Primary Outcome Measures:
- To determine one-year graft function, as measured by graft survival and serum creatinine of children undregoing OKT3 induction versus no induction [ Time Frame: At 1 year ] [ Designated as safety issue: No ]
- To compare the efficacy of Sandimmune and Neoral with respect to graft function [ Time Frame: Throughout study ] [ Designated as safety issue: No ]
Secondary Outcome Measures:
- Two and four-year graft functions [ Time Frame: At 2 and 4 years ] [ Designated as safety issue: No ]
- Safety with respect to viral infections and malignancies in children undergoing a renal transplant [ Time Frame: Throughout study ] [ Designated as safety issue: Yes ]
- Frequency and severity of rejection episodes [ Time Frame: Throughout study ] [ Designated as safety issue: Yes ]
- Time to first rejection [ Time Frame: Throughout study ] [ Designated as safety issue: No ]
- Length and frequency of hospitalization [ Time Frame: Throughout study ] [ Designated as safety issue: No ]
- Nature of acute cellular rejection at a molecular level [ Time Frame: Throughout study ] [ Designated as safety issue: No ]
- Nature of "heightened immune respons" of younger children by studying gene expression in surveillance biopsies [ Time Frame: Throughout study ] [ Designated as safety issue: No ]
- Correlate intragraft events during rejection with cytokine profile in the peripheral blood [ Time Frame: Throughout study ] [ Designated as safety issue: No ]
Renal transplantation is recognized as the treatment of choice for children with chronic renal failure. However, patient and graft survival rates in young children are unacceptably low. In preliminary studies, OKT3 (a monoclonal antibody) induction therapy received post transplant has been more successful than standard immunosuppression alone in improving graft survival. This study is designed to assess the impact of induction therapy on graft survival in pediatric kidney transplant patients.
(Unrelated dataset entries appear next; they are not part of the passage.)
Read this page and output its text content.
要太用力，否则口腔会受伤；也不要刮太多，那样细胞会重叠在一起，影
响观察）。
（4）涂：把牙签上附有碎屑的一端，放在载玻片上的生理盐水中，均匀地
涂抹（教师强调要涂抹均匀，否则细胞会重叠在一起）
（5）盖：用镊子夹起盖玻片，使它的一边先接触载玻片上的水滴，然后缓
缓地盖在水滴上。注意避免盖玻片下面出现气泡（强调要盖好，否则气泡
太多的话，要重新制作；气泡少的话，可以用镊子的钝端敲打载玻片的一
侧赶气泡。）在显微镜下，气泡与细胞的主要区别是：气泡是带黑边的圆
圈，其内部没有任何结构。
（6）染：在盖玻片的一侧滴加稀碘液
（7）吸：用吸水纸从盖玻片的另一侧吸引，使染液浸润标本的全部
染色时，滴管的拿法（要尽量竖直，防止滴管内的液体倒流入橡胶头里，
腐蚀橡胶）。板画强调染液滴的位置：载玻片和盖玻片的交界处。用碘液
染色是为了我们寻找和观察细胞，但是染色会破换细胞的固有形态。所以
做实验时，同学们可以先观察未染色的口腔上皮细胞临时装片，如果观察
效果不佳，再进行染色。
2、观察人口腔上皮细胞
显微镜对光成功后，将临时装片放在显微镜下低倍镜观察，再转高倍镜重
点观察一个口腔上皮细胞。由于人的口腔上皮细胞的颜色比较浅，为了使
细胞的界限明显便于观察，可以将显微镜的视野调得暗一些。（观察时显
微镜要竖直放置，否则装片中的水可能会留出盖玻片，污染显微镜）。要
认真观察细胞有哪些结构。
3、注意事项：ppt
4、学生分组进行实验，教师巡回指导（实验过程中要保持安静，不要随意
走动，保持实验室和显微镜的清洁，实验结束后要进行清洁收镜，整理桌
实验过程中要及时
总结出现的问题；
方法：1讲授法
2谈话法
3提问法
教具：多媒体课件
Patients are assigned to OKT3 induction or no induction in a 1:1 ratio. Randomization to oral cyclosporine of either Sandimmune or Neoral is also done in a 1:1 ratio. Group 1 receives OKT3 intraoperatively followed by Neoral. Group 2 receives OKT3 intraoperatively followed by Sandimmune. OKT3 is administered at 2.5 mg (if weight less than 30 kg) or 5 mg (if weight above 30 kg) per day for a maximum of 14 days. Group 3 receives IV cyclosporine followed by Neoral. Group 4 receives IV cyclosporine followed by Sandimmune. Oral cyclosporine is administered in a masked preparation. The dose for Sandimmune and Neoral is the same; patients 6 years of age and older begin at a dose of 15 mg/kg/day and patients under 6 years of age receive 500 mg/m2/day. Patients will receive concomitant medications including steroids (IV and po), Nifedipine, anti-CMV therapy, Bactrim, Azathioprine or Mycophenolate Mofetil. Kidney function, incidence of viral infection, graft survival, and incidence of malignancy will be measured to assess the role of OKT3 induction and the role of rejection in graft failure. Graft function will be evaluated at 1-, 2-, and 4-year intervals.